NOVEMBER 06, 2007
In a blatant violation of the ethics code, the chief of the federal agency charged with protecting Americans from dangerous products regularly accepted lavish gift travel from industries she regulated, including the makers of products linked to consumer hazards.
The U.S. Consumer Product Safety Commission’s chief and former chief each took dozens of trips from trade associations or manufacturers of products regulated by their agency, including manufacturers of items ranging from space heaters to disinfectants. The travel, luxury hotel stays and meals totaled about $60,000 and destinations included Asia, Europe and various upscale U.S. resorts.
Although government-wide travel regulations state that officials from agencies such as the Consumer Product Safety Commission (CPSC) should not accept money for travel from nonfederal sources, CPSC chairman Nancy Nord regularly disregarded the rules by taking gifts from industries subject to her agency’s enforcement.

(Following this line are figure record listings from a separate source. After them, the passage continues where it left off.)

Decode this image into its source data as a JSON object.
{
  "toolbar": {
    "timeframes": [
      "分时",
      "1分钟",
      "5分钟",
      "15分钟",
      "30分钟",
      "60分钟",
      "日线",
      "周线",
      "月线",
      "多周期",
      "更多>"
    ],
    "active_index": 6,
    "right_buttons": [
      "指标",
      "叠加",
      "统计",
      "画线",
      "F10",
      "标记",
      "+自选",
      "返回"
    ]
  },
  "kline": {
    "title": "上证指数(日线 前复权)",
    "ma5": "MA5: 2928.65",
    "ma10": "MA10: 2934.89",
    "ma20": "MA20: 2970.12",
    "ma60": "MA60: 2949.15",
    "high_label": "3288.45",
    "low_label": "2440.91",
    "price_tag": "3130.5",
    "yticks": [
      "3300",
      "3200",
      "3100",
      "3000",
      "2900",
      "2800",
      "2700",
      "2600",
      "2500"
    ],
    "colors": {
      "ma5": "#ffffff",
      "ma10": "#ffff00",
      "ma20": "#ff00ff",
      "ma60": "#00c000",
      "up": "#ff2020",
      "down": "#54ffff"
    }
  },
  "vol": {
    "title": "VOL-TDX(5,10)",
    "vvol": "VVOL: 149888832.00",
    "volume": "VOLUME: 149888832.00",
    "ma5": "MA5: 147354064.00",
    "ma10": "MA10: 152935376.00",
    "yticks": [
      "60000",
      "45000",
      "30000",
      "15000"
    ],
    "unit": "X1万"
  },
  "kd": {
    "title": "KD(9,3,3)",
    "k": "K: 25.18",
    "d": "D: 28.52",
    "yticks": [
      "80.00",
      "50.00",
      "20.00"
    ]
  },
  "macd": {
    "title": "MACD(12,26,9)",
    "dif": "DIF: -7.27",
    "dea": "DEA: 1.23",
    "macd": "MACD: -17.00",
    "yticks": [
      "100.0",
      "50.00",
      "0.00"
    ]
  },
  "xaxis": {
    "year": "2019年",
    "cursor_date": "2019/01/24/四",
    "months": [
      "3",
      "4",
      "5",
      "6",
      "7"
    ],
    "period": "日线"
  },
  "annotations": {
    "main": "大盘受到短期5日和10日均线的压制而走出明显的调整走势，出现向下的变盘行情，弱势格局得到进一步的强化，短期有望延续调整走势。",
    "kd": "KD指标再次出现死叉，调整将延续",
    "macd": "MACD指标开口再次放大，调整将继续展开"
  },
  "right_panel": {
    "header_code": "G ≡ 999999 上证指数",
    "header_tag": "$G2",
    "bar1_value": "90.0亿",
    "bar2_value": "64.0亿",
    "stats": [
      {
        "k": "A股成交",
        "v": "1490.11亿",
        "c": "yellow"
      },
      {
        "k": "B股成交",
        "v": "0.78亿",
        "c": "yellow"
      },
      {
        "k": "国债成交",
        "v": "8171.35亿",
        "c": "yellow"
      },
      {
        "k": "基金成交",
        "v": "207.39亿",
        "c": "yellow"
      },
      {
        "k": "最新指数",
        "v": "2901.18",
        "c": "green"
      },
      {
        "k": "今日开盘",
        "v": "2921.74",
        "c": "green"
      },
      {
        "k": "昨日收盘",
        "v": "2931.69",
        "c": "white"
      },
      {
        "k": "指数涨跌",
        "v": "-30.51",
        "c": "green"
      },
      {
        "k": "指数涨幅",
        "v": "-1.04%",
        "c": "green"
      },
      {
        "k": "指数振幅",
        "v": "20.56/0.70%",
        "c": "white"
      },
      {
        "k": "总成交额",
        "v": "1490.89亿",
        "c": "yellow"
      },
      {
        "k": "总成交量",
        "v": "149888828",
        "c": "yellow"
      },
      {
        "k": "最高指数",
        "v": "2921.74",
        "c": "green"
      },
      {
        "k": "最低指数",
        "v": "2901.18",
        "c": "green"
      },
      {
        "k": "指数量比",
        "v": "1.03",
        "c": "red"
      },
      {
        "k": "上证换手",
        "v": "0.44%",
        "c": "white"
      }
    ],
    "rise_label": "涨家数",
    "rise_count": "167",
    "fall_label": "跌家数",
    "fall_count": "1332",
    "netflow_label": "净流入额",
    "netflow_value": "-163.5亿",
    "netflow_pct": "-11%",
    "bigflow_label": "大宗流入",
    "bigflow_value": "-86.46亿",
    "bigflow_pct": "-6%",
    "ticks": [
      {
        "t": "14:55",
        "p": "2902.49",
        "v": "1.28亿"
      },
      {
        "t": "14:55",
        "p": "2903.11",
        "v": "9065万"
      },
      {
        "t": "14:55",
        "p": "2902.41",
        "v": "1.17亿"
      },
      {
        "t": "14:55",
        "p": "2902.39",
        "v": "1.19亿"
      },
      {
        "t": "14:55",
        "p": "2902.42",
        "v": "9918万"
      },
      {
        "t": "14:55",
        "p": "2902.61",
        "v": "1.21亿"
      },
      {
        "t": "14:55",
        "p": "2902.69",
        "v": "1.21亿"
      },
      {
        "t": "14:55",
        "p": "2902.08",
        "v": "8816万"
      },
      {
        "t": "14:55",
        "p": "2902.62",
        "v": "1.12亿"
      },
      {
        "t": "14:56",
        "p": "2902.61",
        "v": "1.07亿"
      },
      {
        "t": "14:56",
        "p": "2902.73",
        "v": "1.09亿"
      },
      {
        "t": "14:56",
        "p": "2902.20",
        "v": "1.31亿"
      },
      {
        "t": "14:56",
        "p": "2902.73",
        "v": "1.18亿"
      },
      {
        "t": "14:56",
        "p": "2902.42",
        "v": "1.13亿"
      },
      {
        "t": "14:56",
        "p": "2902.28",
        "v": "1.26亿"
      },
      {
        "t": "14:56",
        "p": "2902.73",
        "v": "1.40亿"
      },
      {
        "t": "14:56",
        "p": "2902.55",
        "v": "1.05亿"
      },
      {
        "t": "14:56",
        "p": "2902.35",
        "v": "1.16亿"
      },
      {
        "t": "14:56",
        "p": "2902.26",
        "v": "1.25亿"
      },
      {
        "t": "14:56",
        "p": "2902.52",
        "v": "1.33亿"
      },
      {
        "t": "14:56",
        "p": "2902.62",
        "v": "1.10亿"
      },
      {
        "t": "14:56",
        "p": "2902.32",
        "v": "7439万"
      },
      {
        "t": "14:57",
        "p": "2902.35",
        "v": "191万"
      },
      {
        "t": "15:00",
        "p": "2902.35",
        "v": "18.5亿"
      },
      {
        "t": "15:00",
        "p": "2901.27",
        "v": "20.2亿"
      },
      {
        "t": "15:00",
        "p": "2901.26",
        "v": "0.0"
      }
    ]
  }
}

The toy, appliance and children’s furniture industries are among those that have financed her travel expenses and some were paid for by lobbying groups and lawyers representing the makers of products linked to consumer hazards. In hot water recently for its dangerous products, the Toy Industry Association not only paid for Nord’s rail fare, two-night hotel stay and meals, it also paid her Union Station parking bill to attend a toy fair in New York.
In contrast, other regulatory federal agencies specifically ban such gift travel. The Securities and Exchange Commission (SEC), for example, never accepts host-paid travel reimbursements or in-kind payments from any organization regulated by the agency and neither does the Food and Drug Administration (FDA). Even the troubled Federal Communications Commission (FCC) forbids travel paid for by regulated companies or others with business before the agency.